ここのところ天気がよい。
少しずつ日ものびてきた印象。
春が待ち遠しい。
今日はブックレビュー。
僕が知る限り、看護界における現象学的研究のトップランナーである先生が執筆した。
現象学に関心がある者としては読まないわけにはいかない、そう思わされるタイトルだ。
気軽にアウトプットする気持ちで、章毎に感想や印象に残った箇所を取り上げてみたい。
序章
ここで現象学をなぜ看護に取り入れるのか。
心構え的な内容が書かれている。
ここのポイントは
現象学にあらかじめ決まったマニュアルや手順はなく、研究しようとしている事象の方から呼び求められる形で研究手順が決まる
と述べられている箇所にあるように感じた。
量・質問わず、どの研究もある程度決まった「型」のようなものがある。
現象学では、それがないのだ。
現象学的研究をするからといって、事象を現象学に当てはめようとするのではないということが重要だと理解した。
第1部
第1章:現象学とは何か
ここでは以前にも書いたような「還元」や「志向性」といったお馴染みの用語が扱われる。
印象に残った文章が
私たちは主観の中に閉じ込められている
近頃はこれを意識しながら仕事をしているが、一筋縄じゃいかない。
まだまだ主観に捕らわれてるな、と感じている。
でもこれを意識するだけで、フラットな解釈ができるようになった気はする。
現象学は役に立つか?という問いがあった。
よく現象学も含む質的研究に対して、主観的だというような意見がきかれる。
でもこれは誤りで、現象学は主観を外しにかかる。
現象学は、ある状況の背後にある運動と構造を明らかにするアプローチ方法だ。
第2章:現象学の歴史
フッサールやハイデガーなど、現象学に関係の深い人物が取り上げられる。
看護師である僕は、なかでも「メルロ・ポンティ」がやはり気になる。
我々のコミュニケーションは、「考える」よりも前に「感じる」というレベルで行われている身体交流である(間身体性)。

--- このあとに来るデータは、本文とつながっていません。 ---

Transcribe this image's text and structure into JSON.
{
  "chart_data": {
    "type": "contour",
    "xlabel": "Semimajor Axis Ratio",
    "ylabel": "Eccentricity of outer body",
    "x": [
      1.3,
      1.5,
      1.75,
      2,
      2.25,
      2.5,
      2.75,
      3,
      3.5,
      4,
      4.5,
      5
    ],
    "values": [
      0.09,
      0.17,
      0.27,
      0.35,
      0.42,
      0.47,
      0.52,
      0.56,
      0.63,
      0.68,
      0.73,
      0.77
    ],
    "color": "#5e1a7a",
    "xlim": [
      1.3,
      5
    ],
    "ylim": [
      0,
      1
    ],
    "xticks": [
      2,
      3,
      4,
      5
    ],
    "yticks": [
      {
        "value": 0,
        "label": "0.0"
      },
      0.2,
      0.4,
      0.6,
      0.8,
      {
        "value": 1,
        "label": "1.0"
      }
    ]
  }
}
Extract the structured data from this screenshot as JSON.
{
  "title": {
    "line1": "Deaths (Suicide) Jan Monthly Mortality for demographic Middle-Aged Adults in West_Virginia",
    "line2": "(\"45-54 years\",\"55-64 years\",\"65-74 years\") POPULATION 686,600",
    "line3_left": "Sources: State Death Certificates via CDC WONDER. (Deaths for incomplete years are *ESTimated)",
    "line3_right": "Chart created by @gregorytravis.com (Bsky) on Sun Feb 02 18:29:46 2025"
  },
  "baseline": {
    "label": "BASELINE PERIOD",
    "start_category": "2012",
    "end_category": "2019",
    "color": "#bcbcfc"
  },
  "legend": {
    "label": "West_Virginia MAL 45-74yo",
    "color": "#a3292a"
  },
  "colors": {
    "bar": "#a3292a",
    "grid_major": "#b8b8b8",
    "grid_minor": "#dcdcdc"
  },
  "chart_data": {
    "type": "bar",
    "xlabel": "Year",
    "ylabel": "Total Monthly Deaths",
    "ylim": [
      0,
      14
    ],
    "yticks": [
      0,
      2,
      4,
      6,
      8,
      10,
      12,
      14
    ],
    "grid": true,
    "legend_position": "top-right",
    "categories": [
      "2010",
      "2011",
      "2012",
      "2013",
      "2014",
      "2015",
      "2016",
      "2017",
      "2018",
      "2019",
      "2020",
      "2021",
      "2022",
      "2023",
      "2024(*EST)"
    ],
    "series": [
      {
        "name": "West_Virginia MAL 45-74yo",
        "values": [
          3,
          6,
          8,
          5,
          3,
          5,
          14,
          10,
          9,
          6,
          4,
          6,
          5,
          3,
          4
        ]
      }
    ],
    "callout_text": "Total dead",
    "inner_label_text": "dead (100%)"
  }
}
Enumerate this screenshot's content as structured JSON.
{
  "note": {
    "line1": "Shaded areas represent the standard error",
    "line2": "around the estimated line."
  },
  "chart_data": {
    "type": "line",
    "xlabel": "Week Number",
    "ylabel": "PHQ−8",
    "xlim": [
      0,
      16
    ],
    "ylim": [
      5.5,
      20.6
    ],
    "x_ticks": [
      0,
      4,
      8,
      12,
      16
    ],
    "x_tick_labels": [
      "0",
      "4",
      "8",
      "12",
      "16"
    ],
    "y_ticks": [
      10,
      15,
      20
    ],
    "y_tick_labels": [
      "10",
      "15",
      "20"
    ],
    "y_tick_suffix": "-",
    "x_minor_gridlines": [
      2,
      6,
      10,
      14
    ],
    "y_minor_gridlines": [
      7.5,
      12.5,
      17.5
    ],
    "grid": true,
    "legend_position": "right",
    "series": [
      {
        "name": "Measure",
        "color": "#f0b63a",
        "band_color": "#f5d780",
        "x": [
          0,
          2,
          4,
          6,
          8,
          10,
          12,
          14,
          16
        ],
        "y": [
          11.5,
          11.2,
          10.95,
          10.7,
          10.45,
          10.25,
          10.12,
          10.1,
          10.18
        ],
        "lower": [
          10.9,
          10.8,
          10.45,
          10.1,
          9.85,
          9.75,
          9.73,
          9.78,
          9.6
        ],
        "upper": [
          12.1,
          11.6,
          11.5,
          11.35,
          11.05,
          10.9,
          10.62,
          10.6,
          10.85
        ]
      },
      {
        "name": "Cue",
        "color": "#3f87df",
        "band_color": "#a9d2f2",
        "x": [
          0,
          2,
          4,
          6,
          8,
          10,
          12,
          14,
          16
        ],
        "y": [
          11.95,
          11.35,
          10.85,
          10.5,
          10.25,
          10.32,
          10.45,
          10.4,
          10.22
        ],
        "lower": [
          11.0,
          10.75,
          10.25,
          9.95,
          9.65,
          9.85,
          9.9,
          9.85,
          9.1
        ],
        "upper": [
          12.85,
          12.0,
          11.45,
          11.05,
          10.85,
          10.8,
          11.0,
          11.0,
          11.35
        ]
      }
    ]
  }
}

コミュニケーション-身体という関連性がよくわからなかったけど、なんとなくイメージできるようになってきた。
この「なんとなくわかるようになってきた」というのも身体知なんだろうか。
第3章:現象学的看護研究の歴史と現状
この章では、現象学と看護研究の歴史に関して触れられている。
意外にも、現象学は1970年代で既に看護学の学術雑誌に登場しているということ。
昔の人も、看護と現象学の親和性に気づいていたということだ。
オランダ人精神医学者のヴァン・デン・ベルクという人物が、日本へ講演に来た際にこんな名言を残している。
行動する現象学者。
なんだかしっくりくる言葉ではないだろうか。
僕たちは専門知識や理論を学ぶと、ついつい安易に分析して解釈してレッテルを貼ってしまう。
多くの人に通じる体験だろう。
この章ではこんな一文がある。
これらの体験の状況的な文脈をよく調べ、よく吟味し、深く考え、じっくり取り組み、手間をかけることによって、生々しい人間的なデータは、知識を生むことができる。
理論は確かに大切だ。
ときに、患者を理解する強力なツールとなる。
でも全く同じ患者は存在しない。
よって理論に当てはめようとすると、捉えなければいけない大切なことを取りこぼしてしまうことがある。
僕たちはそのことを肝に免じていかなければならない。
長くなってきたので、この記事はこのへんで閉めます。